Association of Teachers and Lecturers head Dr Mary Bousted says fluent readers can fail the test as they think the test's non-words are misprints.
A poll of about 1,500 Year One teachers suggested 90% had discovered nothing new about pupils' reading abilities.
The government says phonics - blending sounds to read words - is vital.
Most teachers from the ATL, National Association of Head Teachers and the National Union of Teachers who were polled on the issue said they feared pupils who failed the test would have their confidence dented.
Nonsense words
Nearly nine out of 10 teachers said they practised nonsense words in the run up to the test.
Words like spron, fape and thazz were included in the test designed to check pupils' abilities to decode using phonics.
And four out of 10 admitted drilling phonics in the week prior to the test.
One Year one teacher said: "Some able readers failed and some non-fluent, less-able readers passed!

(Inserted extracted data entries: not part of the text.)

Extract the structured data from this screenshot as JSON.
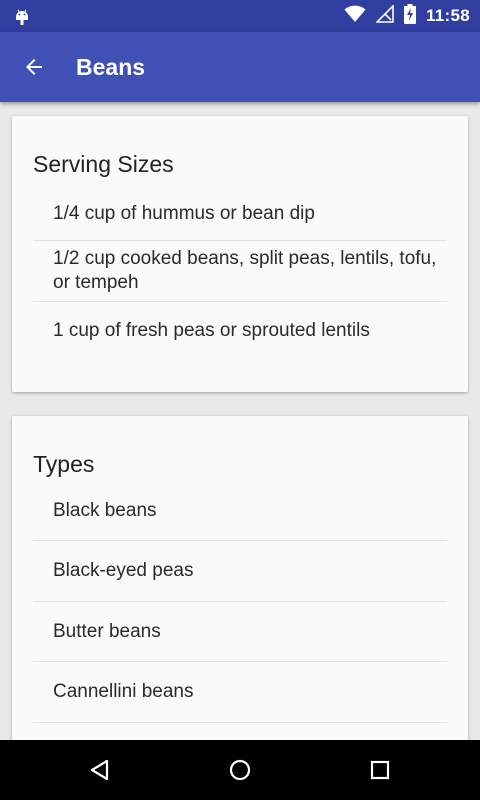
{
  "status_bar": {
    "time": "11:58",
    "icons": [
      "android-debug-icon",
      "wifi-icon",
      "no-signal-icon",
      "battery-charging-icon"
    ]
  },
  "app_bar": {
    "title": "Beans",
    "back_icon": "arrow-back-icon"
  },
  "cards": [
    {
      "title": "Serving Sizes",
      "items": [
        "1/4 cup of hummus or bean dip",
        "1/2 cup cooked beans, split peas, lentils, tofu, or tempeh",
        "1 cup of fresh peas or sprouted lentils"
      ]
    },
    {
      "title": "Types",
      "items": [
        "Black beans",
        "Black-eyed peas",
        "Butter beans",
        "Cannellini beans"
      ]
    }
  ],
  "nav_bar": {
    "icons": [
      "back-triangle-icon",
      "home-circle-icon",
      "recents-square-icon"
    ]
  },
  "colors": {
    "status_bar": "#303f9f",
    "app_bar": "#3f51b5",
    "card_bg": "#fafafa",
    "page_bg": "#e9e9e9"
  }
}
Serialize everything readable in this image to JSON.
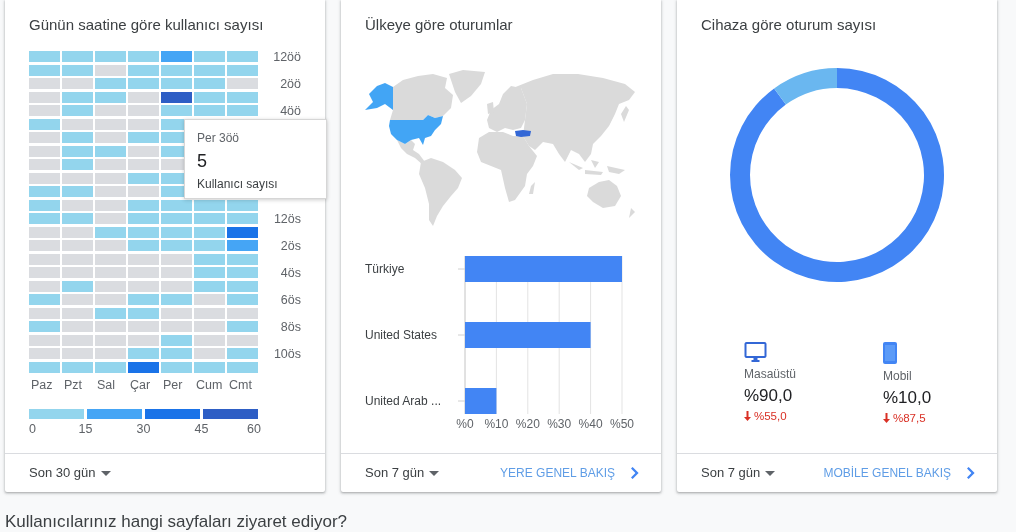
{
  "hourly_users": {
    "title": "Günün saatine göre kullanıcı sayısı",
    "rows": [
      {
        "label": "12öö",
        "cells": [
          {
            "kind": "low"
          },
          {
            "kind": "low"
          },
          {
            "kind": "low"
          },
          {
            "kind": "low"
          },
          {
            "kind": "mid"
          },
          {
            "kind": "low"
          },
          {
            "kind": "low"
          }
        ]
      },
      {
        "cells": [
          {
            "kind": "low"
          },
          {
            "kind": "low"
          },
          {
            "kind": "zero"
          },
          {
            "kind": "low"
          },
          {
            "kind": "low"
          },
          {
            "kind": "low"
          },
          {
            "kind": "low"
          }
        ]
      },
      {
        "label": "2öö",
        "cells": [
          {
            "kind": "zero"
          },
          {
            "kind": "zero"
          },
          {
            "kind": "low"
          },
          {
            "kind": "low"
          },
          {
            "kind": "low"
          },
          {
            "kind": "low"
          },
          {
            "kind": "zero"
          }
        ]
      },
      {
        "cells": [
          {
            "kind": "zero"
          },
          {
            "kind": "low"
          },
          {
            "kind": "low"
          },
          {
            "kind": "zero"
          },
          {
            "kind": "top"
          },
          {
            "kind": "low"
          },
          {
            "kind": "low"
          }
        ]
      },
      {
        "label": "4öö",
        "cells": [
          {
            "kind": "zero"
          },
          {
            "kind": "low"
          },
          {
            "kind": "zero"
          },
          {
            "kind": "zero"
          },
          {
            "kind": "low"
          },
          {
            "kind": "low"
          },
          {
            "kind": "low"
          }
        ]
      },
      {
        "cells": [
          {
            "kind": "low"
          },
          {
            "kind": "zero"
          },
          {
            "kind": "zero"
          },
          {
            "kind": "zero"
          },
          {
            "kind": "low"
          },
          null,
          null
        ]
      },
      {
        "cells": [
          {
            "kind": "zero"
          },
          {
            "kind": "low"
          },
          {
            "kind": "zero"
          },
          {
            "kind": "low"
          },
          {
            "kind": "low"
          },
          null,
          null
        ]
      },
      {
        "cells": [
          {
            "kind": "zero"
          },
          {
            "kind": "low"
          },
          {
            "kind": "low"
          },
          {
            "kind": "zero"
          },
          {
            "kind": "low"
          },
          null,
          null
        ]
      },
      {
        "cells": [
          {
            "kind": "zero"
          },
          {
            "kind": "low"
          },
          {
            "kind": "zero"
          },
          {
            "kind": "zero"
          },
          {
            "kind": "zero"
          },
          null,
          null
        ]
      },
      {
        "cells": [
          {
            "kind": "zero"
          },
          {
            "kind": "zero"
          },
          {
            "kind": "zero"
          },
          {
            "kind": "low"
          },
          {
            "kind": "low"
          },
          null,
          null
        ]
      },
      {
        "cells": [
          {
            "kind": "low"
          },
          {
            "kind": "low"
          },
          {
            "kind": "zero"
          },
          {
            "kind": "zero"
          },
          {
            "kind": "low"
          },
          null,
          null
        ]
      },
      {
        "cells": [
          {
            "kind": "low"
          },
          {
            "kind": "zero"
          },
          {
            "kind": "zero"
          },
          {
            "kind": "low"
          },
          {
            "kind": "low"
          },
          {
            "kind": "low"
          },
          {
            "kind": "low"
          }
        ]
      },
      {
        "label": "12ös",
        "cells": [
          {
            "kind": "low"
          },
          {
            "kind": "low"
          },
          {
            "kind": "zero"
          },
          {
            "kind": "low"
          },
          {
            "kind": "low"
          },
          {
            "kind": "low"
          },
          {
            "kind": "low"
          }
        ]
      },
      {
        "cells": [
          {
            "kind": "zero"
          },
          {
            "kind": "zero"
          },
          {
            "kind": "low"
          },
          {
            "kind": "low"
          },
          {
            "kind": "low"
          },
          {
            "kind": "low"
          },
          {
            "kind": "high"
          }
        ]
      },
      {
        "label": "2ös",
        "cells": [
          {
            "kind": "zero"
          },
          {
            "kind": "zero"
          },
          {
            "kind": "zero"
          },
          {
            "kind": "low"
          },
          {
            "kind": "low"
          },
          {
            "kind": "low"
          },
          {
            "kind": "mid"
          }
        ]
      },
      {
        "cells": [
          {
            "kind": "zero"
          },
          {
            "kind": "zero"
          },
          {
            "kind": "zero"
          },
          {
            "kind": "zero"
          },
          {
            "kind": "zero"
          },
          {
            "kind": "low"
          },
          {
            "kind": "low"
          }
        ]
      },
      {
        "label": "4ös",
        "cells": [
          {
            "kind": "zero"
          },
          {
            "kind": "zero"
          },
          {
            "kind": "zero"
          },
          {
            "kind": "zero"
          },
          {
            "kind": "zero"
          },
          {
            "kind": "low"
          },
          {
            "kind": "low"
          }
        ]
      },
      {
        "cells": [
          {
            "kind": "zero"
          },
          {
            "kind": "low"
          },
          {
            "kind": "zero"
          },
          {
            "kind": "zero"
          },
          {
            "kind": "zero"
          },
          {
            "kind": "low"
          },
          {
            "kind": "low"
          }
        ]
      },
      {
        "label": "6ös",
        "cells": [
          {
            "kind": "low"
          },
          {
            "kind": "zero"
          },
          {
            "kind": "zero"
          },
          {
            "kind": "low"
          },
          {
            "kind": "low"
          },
          {
            "kind": "zero"
          },
          {
            "kind": "low"
          }
        ]
      },
      {
        "cells": [
          {
            "kind": "zero"
          },
          {
            "kind": "zero"
          },
          {
            "kind": "low"
          },
          {
            "kind": "low"
          },
          {
            "kind": "zero"
          },
          {
            "kind": "zero"
          },
          {
            "kind": "zero"
          }
        ]
      },
      {
        "label": "8ös",
        "cells": [
          {
            "kind": "low"
          },
          {
            "kind": "zero"
          },
          {
            "kind": "zero"
          },
          {
            "kind": "zero"
          },
          {
            "kind": "zero"
          },
          {
            "kind": "zero"
          },
          {
            "kind": "low"
          }
        ]
      },
      {
        "cells": [
          {
            "kind": "zero"
          },
          {
            "kind": "zero"
          },
          {
            "kind": "zero"
          },
          {
            "kind": "zero"
          },
          {
            "kind": "low"
          },
          {
            "kind": "zero"
          },
          {
            "kind": "zero"
          }
        ]
      },
      {
        "label": "10ös",
        "cells": [
          {
            "kind": "zero"
          },
          {
            "kind": "zero"
          },
          {
            "kind": "zero"
          },
          {
            "kind": "low"
          },
          {
            "kind": "low"
          },
          {
            "kind": "zero"
          },
          {
            "kind": "low"
          }
        ]
      },
      {
        "cells": [
          {
            "kind": "low"
          },
          {
            "kind": "low"
          },
          {
            "kind": "low"
          },
          {
            "kind": "high"
          },
          {
            "kind": "low"
          },
          {
            "kind": "low"
          },
          {
            "kind": "low"
          }
        ]
      }
    ],
    "days": [
      "Paz",
      "Pzt",
      "Sal",
      "Çar",
      "Per",
      "Cum",
      "Cmt"
    ],
    "legend": {
      "segments": [
        {
          "kind": "low"
        },
        {
          "kind": "mid"
        },
        {
          "kind": "high"
        },
        {
          "kind": "top"
        }
      ],
      "ticks": [
        "0",
        "15",
        "30",
        "45",
        "60"
      ]
    },
    "tooltip": {
      "title": "Per 3öö",
      "value": "5",
      "label": "Kullanıcı sayısı"
    },
    "footer": {
      "range": "Son 30 gün"
    }
  },
  "country_sessions": {
    "title": "Ülkeye göre oturumlar",
    "chart_data": {
      "type": "bar",
      "orientation": "horizontal",
      "categories": [
        "Türkiye",
        "United States",
        "United Arab ..."
      ],
      "values": [
        50,
        40,
        10
      ],
      "xlim": [
        0,
        50
      ],
      "xticks": [
        {
          "value": 0,
          "label": "%0"
        },
        {
          "value": 10,
          "label": "%10"
        },
        {
          "value": 20,
          "label": "%20"
        },
        {
          "value": 30,
          "label": "%30"
        },
        {
          "value": 40,
          "label": "%40"
        },
        {
          "value": 50,
          "label": "%50"
        }
      ],
      "grid": true
    },
    "footer": {
      "range": "Son 7 gün",
      "link": "YERE GENEL BAKIŞ"
    }
  },
  "device_sessions": {
    "title": "Cihaza göre oturum sayısı",
    "chart_data": {
      "type": "donut",
      "categories": [
        "Masaüstü",
        "Mobil"
      ],
      "values": [
        90,
        10
      ]
    },
    "devices": [
      {
        "kind": "desktop",
        "value": "%90,0",
        "change": "%55,0",
        "decreased": true
      },
      {
        "kind": "mobile",
        "value": "%10,0",
        "change": "%87,5",
        "decreased": true
      }
    ],
    "footer": {
      "range": "Son 7 gün",
      "link": "MOBİLE GENEL BAKIŞ"
    }
  },
  "section_heading": "Kullanıcılarınız hangi sayfaları ziyaret ediyor?"
}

What does that prove?
"It proves synthetic phonics is only part of a variety of strategies used in learning to read."
Another teacher said: "I was willing to try it to see if it helped the children and if it helped inform my planning and assessment.
"It was a waste of time and money - (I had to have) a supply teacher to cover me - and had a negative effect on several of the children in my class."
A Year One teacher said: "Many children made mistakes trying to turn the pseudo words into real words - 'strom' became 'storm'."
Some 86% of those polled believed the screening check should not be continued.
Russell Hobby, general secretary of the National Association of Head Teachers (NAHT), said synthetic phonics was an essential contribution to helping most children learn to read.
"This test, however, is another matter. It is inaccurate and unnecessary. It distorts the teaching and measurement of reading. A life-long love of reading, as well as fluency, is built on more than decoding.
"It is built on the pleasure of a great story, something that ideology is now crowding out of the early curriculum."
Christine Blower, NUT general secretary, said: "The phonics check must be scrapped. The results of this survey provide stark evidence that schools are being made to squander money on what they know to be an unreliable 'progress report'."
The Department for Education maintains that international evidence demonstrates that phonics is the most effective way of teaching early reading.
Schools minister Nick Gibb has said in the past how crucial it is for children to master the basics of reading as early as possible so they can go on to develop a real love of reading.